Transposon-based oncogene integration in Abcb4(Mdr2)-/- mice recapitulates high susceptibility to cholangiocarcinoma in primary sclerosing cholangitis.

Abstract

Background & aims: Cholangiocarcinoma (CCA) is a dreaded complication of primary sclerosing cholangitis (PSC) that is difficult to diagnose and associated with high mortality. Lack of animal models of CCA recapitulating the hepatic microenvironment of sclerosing cholangitis has hindered the development of novel treatments. Herein, we sought to develop a mouse model of PSC-associated CCA.

Methods: Ten-week-old Mdr2^-/- mice with congenital PSC-like disease, and healthy wild-type littermates were subjected to either modified retrograde biliary instillation or hydrodynamic tail vein injection of a sleeping beauty transposon-transposase plasmid system with activated AKT (myr-AKT) and Yap (YapS127A) proto-oncogenes (SB AKT/YAP1). The role of TGFβ was interrogated via ALK5 inhibitor (SB-525334) administration. Tumor phenotype, burden and desmoplastic reaction were analyzed histologically and via RNA sequencing.

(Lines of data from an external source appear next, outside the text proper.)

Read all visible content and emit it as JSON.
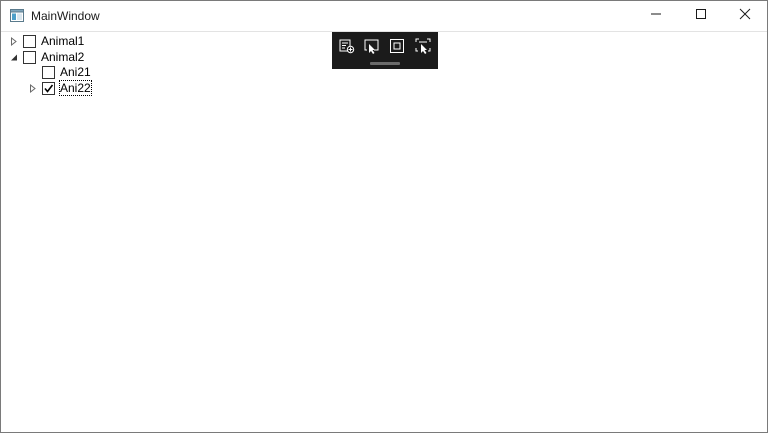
{
  "window": {
    "title": "MainWindow",
    "icon": "app-window-icon",
    "controls": {
      "minimize_icon": "minimize-icon",
      "maximize_icon": "maximize-icon",
      "close_icon": "close-icon"
    }
  },
  "debug_toolbar": {
    "tools": [
      {
        "icon": "go-to-live-visual-tree-icon"
      },
      {
        "icon": "select-element-icon"
      },
      {
        "icon": "display-layout-adorners-icon"
      },
      {
        "icon": "track-focused-element-icon"
      }
    ]
  },
  "tree": {
    "nodes": [
      {
        "label": "Animal1",
        "expanded": false,
        "checked": false,
        "level": 0,
        "has_children": true
      },
      {
        "label": "Animal2",
        "expanded": true,
        "checked": false,
        "level": 0,
        "has_children": true
      },
      {
        "label": "Ani21",
        "expanded": false,
        "checked": false,
        "level": 1,
        "has_children": false
      },
      {
        "label": "Ani22",
        "expanded": false,
        "checked": true,
        "level": 1,
        "has_children": true,
        "focused": true
      }
    ]
  },
  "colors": {
    "toolbar_bg": "#1b1b1b",
    "border": "#7a7a7a",
    "text": "#000000"
  }
}
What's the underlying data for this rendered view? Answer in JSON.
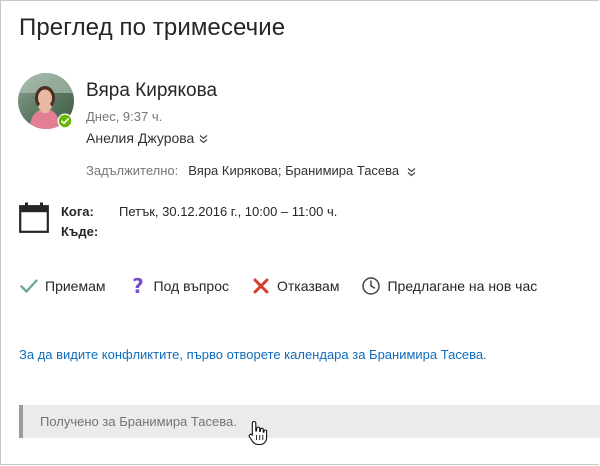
{
  "message": {
    "title": "Преглед по тримесечие",
    "sender": {
      "name": "Вяра Кирякова",
      "sent": "Днес, 9:37 ч.",
      "presence": "available"
    },
    "recipient": "Анелия Джурова",
    "required": {
      "label": "Задължително:",
      "value": "Вяра Кирякова; Бранимира Тасева"
    }
  },
  "meeting": {
    "when_label": "Кога:",
    "when_value": "Петък, 30.12.2016 г., 10:00 – 11:00 ч.",
    "where_label": "Къде:",
    "where_value": ""
  },
  "actions": [
    {
      "label": "Приемам",
      "icon": "check-icon",
      "color": "#6ea6a0"
    },
    {
      "label": "Под въпрос",
      "icon": "question-icon",
      "color": "#7b4ec9"
    },
    {
      "label": "Отказвам",
      "icon": "close-icon",
      "color": "#d63b2f"
    },
    {
      "label": "Предлагане на нов час",
      "icon": "clock-icon",
      "color": "#444444"
    }
  ],
  "conflict_link": "За да видите конфликтите, първо отворете календара за Бранимира Тасева.",
  "received_for": "Получено за Бранимира Тасева.",
  "colors": {
    "link": "#0f6cbd",
    "presence": "#6bb700",
    "bar": "#ebebeb",
    "bar_accent": "#9c9c9c"
  }
}
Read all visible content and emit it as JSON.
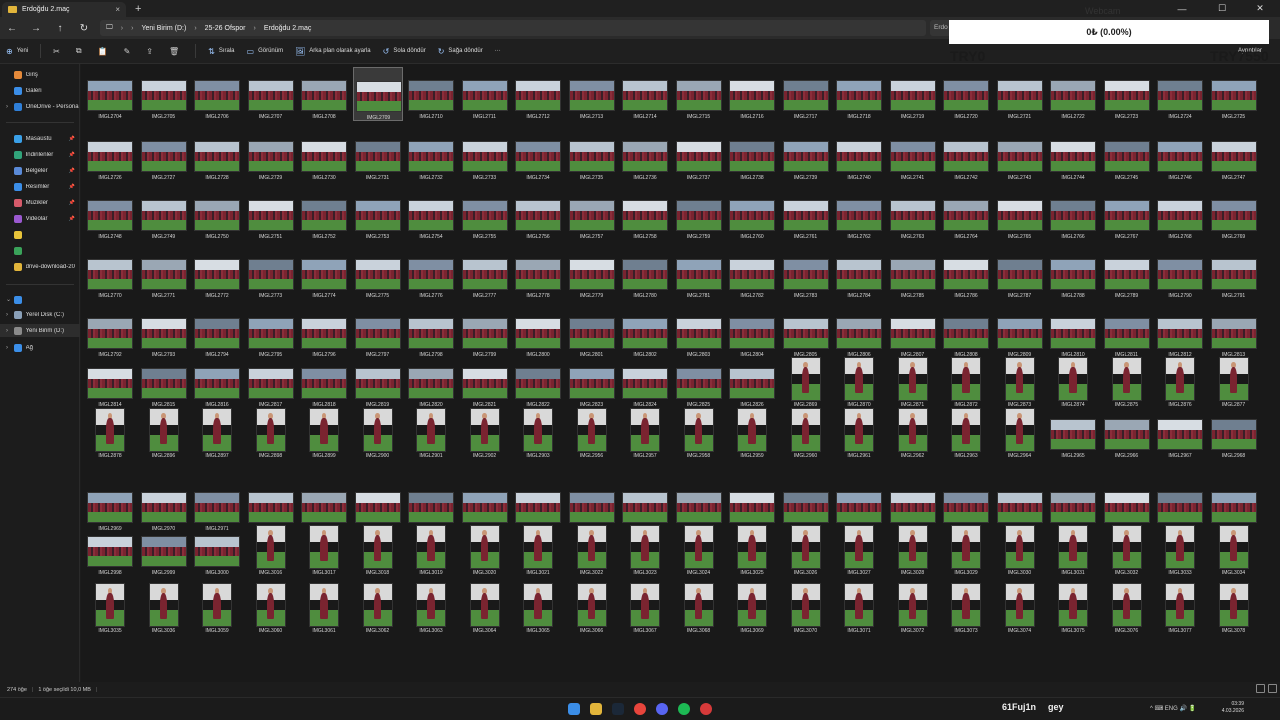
{
  "window": {
    "tab_title": "Erdoğdu 2.maç",
    "tab_close": "×",
    "new_tab": "+",
    "controls": [
      "—",
      "☐",
      "✕"
    ]
  },
  "address": {
    "nav": [
      "←",
      "→",
      "↑",
      "↻"
    ],
    "crumbs": [
      "Yeni Birim (D:)",
      "25-26 Ofspor",
      "Erdoğdu 2.maç"
    ],
    "search_placeholder": "Erdo"
  },
  "commands": [
    {
      "label": "Yeni",
      "icon": "plus-icon"
    },
    {
      "label": "",
      "icon": "cut-icon"
    },
    {
      "label": "",
      "icon": "copy-icon"
    },
    {
      "label": "",
      "icon": "paste-icon"
    },
    {
      "label": "",
      "icon": "rename-icon"
    },
    {
      "label": "",
      "icon": "share-icon"
    },
    {
      "label": "",
      "icon": "delete-icon"
    },
    {
      "label": "Sırala",
      "icon": "sort-icon"
    },
    {
      "label": "Görünüm",
      "icon": "view-icon"
    },
    {
      "label": "Arka plan olarak ayarla",
      "icon": "wallpaper-icon"
    },
    {
      "label": "Sola döndür",
      "icon": "rotate-left-icon"
    },
    {
      "label": "Sağa döndür",
      "icon": "rotate-right-icon"
    },
    {
      "label": "···",
      "icon": "more-icon"
    }
  ],
  "details_label": "Ayrıntılar",
  "sidebar": {
    "items": [
      {
        "label": "Giriş",
        "icon": "home-icon",
        "color": "#e58a3a",
        "chev": "",
        "pin": ""
      },
      {
        "label": "Galeri",
        "icon": "gallery-icon",
        "color": "#3b8ee8",
        "chev": "",
        "pin": ""
      },
      {
        "label": "OneDrive - Persona",
        "icon": "onedrive-icon",
        "color": "#2f7fd8",
        "chev": "›",
        "pin": ""
      },
      {
        "label": "Masaüstü",
        "icon": "desktop-icon",
        "color": "#3aa0e8",
        "chev": "",
        "pin": "📌"
      },
      {
        "label": "İndirilenler",
        "icon": "downloads-icon",
        "color": "#31a37a",
        "chev": "",
        "pin": "📌"
      },
      {
        "label": "Belgeler",
        "icon": "documents-icon",
        "color": "#5a8ad8",
        "chev": "",
        "pin": "📌"
      },
      {
        "label": "Resimler",
        "icon": "pictures-icon",
        "color": "#3b8ee8",
        "chev": "",
        "pin": "📌"
      },
      {
        "label": "Müzikler",
        "icon": "music-icon",
        "color": "#d65a6a",
        "chev": "",
        "pin": "📌"
      },
      {
        "label": "Videolar",
        "icon": "videos-icon",
        "color": "#9b59d0",
        "chev": "",
        "pin": "📌"
      },
      {
        "label": "",
        "icon": "star-icon",
        "color": "#e8c43a",
        "chev": "",
        "pin": ""
      },
      {
        "label": "",
        "icon": "arrow-icon",
        "color": "#3aa35a",
        "chev": "",
        "pin": ""
      },
      {
        "label": "drive-download-20",
        "icon": "folder-icon",
        "color": "#e2b53b",
        "chev": "",
        "pin": ""
      },
      {
        "label": "",
        "icon": "this-pc-icon",
        "color": "#3b8ee8",
        "chev": "⌄",
        "pin": ""
      },
      {
        "label": "Yerel Disk (C:)",
        "icon": "drive-icon",
        "color": "#8aa0b8",
        "chev": "›",
        "pin": ""
      },
      {
        "label": "Yeni Birim (D:)",
        "icon": "drive-icon",
        "color": "#8a8a8a",
        "chev": "›",
        "pin": ""
      },
      {
        "label": "Ağ",
        "icon": "network-icon",
        "color": "#3b8ee8",
        "chev": "›",
        "pin": ""
      }
    ]
  },
  "files": {
    "rows": [
      [
        "IMGL2704",
        "IMGL2705",
        "IMGL2706",
        "IMGL2707",
        "IMGL2708",
        "IMGL2709",
        "IMGL2710",
        "IMGL2711",
        "IMGL2712",
        "IMGL2713",
        "IMGL2714",
        "IMGL2715",
        "IMGL2716",
        "IMGL2717",
        "IMGL2718",
        "IMGL2719",
        "IMGL2720",
        "IMGL2721",
        "IMGL2722",
        "IMGL2723",
        "IMGL2724",
        "IMGL2725"
      ],
      [
        "IMGL2726",
        "IMGL2727",
        "IMGL2728",
        "IMGL2729",
        "IMGL2730",
        "IMGL2731",
        "IMGL2732",
        "IMGL2733",
        "IMGL2734",
        "IMGL2735",
        "IMGL2736",
        "IMGL2737",
        "IMGL2738",
        "IMGL2739",
        "IMGL2740",
        "IMGL2741",
        "IMGL2742",
        "IMGL2743",
        "IMGL2744",
        "IMGL2745",
        "IMGL2746",
        "IMGL2747"
      ],
      [
        "IMGL2748",
        "IMGL2749",
        "IMGL2750",
        "IMGL2751",
        "IMGL2752",
        "IMGL2753",
        "IMGL2754",
        "IMGL2755",
        "IMGL2756",
        "IMGL2757",
        "IMGL2758",
        "IMGL2759",
        "IMGL2760",
        "IMGL2761",
        "IMGL2762",
        "IMGL2763",
        "IMGL2764",
        "IMGL2765",
        "IMGL2766",
        "IMGL2767",
        "IMGL2768",
        "IMGL2769"
      ],
      [
        "IMGL2770",
        "IMGL2771",
        "IMGL2772",
        "IMGL2773",
        "IMGL2774",
        "IMGL2775",
        "IMGL2776",
        "IMGL2777",
        "IMGL2778",
        "IMGL2779",
        "IMGL2780",
        "IMGL2781",
        "IMGL2782",
        "IMGL2783",
        "IMGL2784",
        "IMGL2785",
        "IMGL2786",
        "IMGL2787",
        "IMGL2788",
        "IMGL2789",
        "IMGL2790",
        "IMGL2791"
      ],
      [
        "IMGL2792",
        "IMGL2793",
        "IMGL2794",
        "IMGL2795",
        "IMGL2796",
        "IMGL2797",
        "IMGL2798",
        "IMGL2799",
        "IMGL2800",
        "IMGL2801",
        "IMGL2802",
        "IMGL2803",
        "IMGL2804",
        "IMGL2805",
        "IMGL2806",
        "IMGL2807",
        "IMGL2808",
        "IMGL2809",
        "IMGL2810",
        "IMGL2811",
        "IMGL2812",
        "IMGL2813"
      ],
      [
        "IMGL2814",
        "IMGL2815",
        "IMGL2816",
        "IMGL2817",
        "IMGL2818",
        "IMGL2819",
        "IMGL2820",
        "IMGL2821",
        "IMGL2822",
        "IMGL2823",
        "IMGL2824",
        "IMGL2825",
        "IMGL2826",
        "IMGL2869",
        "IMGL2870",
        "IMGL2871",
        "IMGL2872",
        "IMGL2873",
        "IMGL2874",
        "IMGL2875",
        "IMGL2876",
        "IMGL2877"
      ],
      [
        "IMGL2878",
        "IMGL2896",
        "IMGL2897",
        "IMGL2898",
        "IMGL2899",
        "IMGL2900",
        "IMGL2901",
        "IMGL2902",
        "IMGL2903",
        "IMGL2956",
        "IMGL2957",
        "IMGL2958",
        "IMGL2959",
        "IMGL2960",
        "IMGL2961",
        "IMGL2962",
        "IMGL2963",
        "IMGL2964",
        "IMGL2965",
        "IMGL2966",
        "IMGL2967",
        "IMGL2968"
      ],
      [
        "IMGL2969",
        "IMGL2970",
        "IMGL2971",
        "IMGL2972",
        "IMGL2973",
        "IMGL2974",
        "IMGL2975",
        "IMGL2976",
        "IMGL2977",
        "IMGL2978",
        "IMGL2979",
        "IMGL2980",
        "IMGL2987",
        "IMGL2988",
        "IMGL2989",
        "IMGL2990",
        "IMGL2992",
        "IMGL2993",
        "IMGL2994",
        "IMGL2995",
        "IMGL2996",
        "IMGL2997"
      ],
      [
        "IMGL2998",
        "IMGL2999",
        "IMGL3000",
        "IMGL3016",
        "IMGL3017",
        "IMGL3018",
        "IMGL3019",
        "IMGL3020",
        "IMGL3021",
        "IMGL3022",
        "IMGL3023",
        "IMGL3024",
        "IMGL3025",
        "IMGL3026",
        "IMGL3027",
        "IMGL3028",
        "IMGL3029",
        "IMGL3030",
        "IMGL3031",
        "IMGL3032",
        "IMGL3033",
        "IMGL3034"
      ],
      [
        "IMGL3035",
        "IMGL3036",
        "IMGL3059",
        "IMGL3060",
        "IMGL3061",
        "IMGL3062",
        "IMGL3063",
        "IMGL3064",
        "IMGL3065",
        "IMGL3066",
        "IMGL3067",
        "IMGL3068",
        "IMGL3069",
        "IMGL3070",
        "IMGL3071",
        "IMGL3072",
        "IMGL3073",
        "IMGL3074",
        "IMGL3075",
        "IMGL3076",
        "IMGL3077",
        "IMGL3078"
      ]
    ],
    "selected": "IMGL2709"
  },
  "status": {
    "count": "274 öğe",
    "selection": "1 öğe seçildi  10,0 MB"
  },
  "taskbar": {
    "icons": [
      {
        "name": "start-icon",
        "color": "#3b8ee8"
      },
      {
        "name": "file-explorer-icon",
        "color": "#e2b53b"
      },
      {
        "name": "steam-icon",
        "color": "#1b2838"
      },
      {
        "name": "chrome-icon",
        "color": "#e8453c"
      },
      {
        "name": "discord-icon",
        "color": "#5865f2"
      },
      {
        "name": "spotify-icon",
        "color": "#1db954"
      },
      {
        "name": "app-icon",
        "color": "#d63a3a"
      }
    ],
    "text": "61Fuj1n",
    "text2": "gey",
    "tray": "^  ⌨  ENG  🔊  🔋",
    "time": "03:39",
    "date": "4.03.2026"
  },
  "overlay": {
    "webcam_title": "Webcam",
    "balance": "0₺ (0.00%)",
    "try_left": "TRY0",
    "try_right": "TRY7550"
  }
}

Results: While SB AKT/YAP1 plasmids administered via retrograde biliary injection caused tumors in Mdr2^-/-, only 26.67% (4/15) of these tumors were CCA. Alternatively, hydrodynamic tail vein injection of SB AKT/YAP1 resulted in robust tumorigenesis in all fibrotic Mdr2^-/- mice with high CCA burden compared to healthy mice. Tumors phenotypically resembled human CCA, expressed multiple CCA (but not hepatocellular carcinoma) markers, and exhibited a profound desmoplastic reaction. RNA sequencing analysis revealed profound transcriptional changes in CCA evolving in a PSC-like context, with specific alterations in multiple immune pathways. Pharmacological TGFβ inhibition led to enhanced immune cell tumor infiltration, reduced tumor burden and suppressed desmoplastic collagen accumulation compared to placebo.

Conclusion: We established a new high-fidelity cholangiocarcinoma model in mice, termed SB CCA.Mdr2^-/-, which recapitulates the increased susceptibility to CCA in the setting of biliary injury and fibrosis observed in PSC. Through transcriptomics and pharmacological studies, we show dysregulation of multiple immune pathways and TGFβ signaling as potential drivers of CCA in a PSC-like microenvironment.

Impact and implications: Animal models for primary sclerosing cholangitis (PSC)-related cholangiocarcinoma (PSC-CCA) are lacking. Thus, we have developed and characterized a new mouse model of PSC-CCA, termed SB CCA.Mdr2^-/-, which features reliable tumor induction on a PSC-like background of biliary injury and fibrosis. Global gene expression alterations were identified and standardized tools, including automated whole slide image analysis methodology for tumor burden and feature analysis, were established to enable systematic research into PSC-CCA biology and formal preclinical drug testing.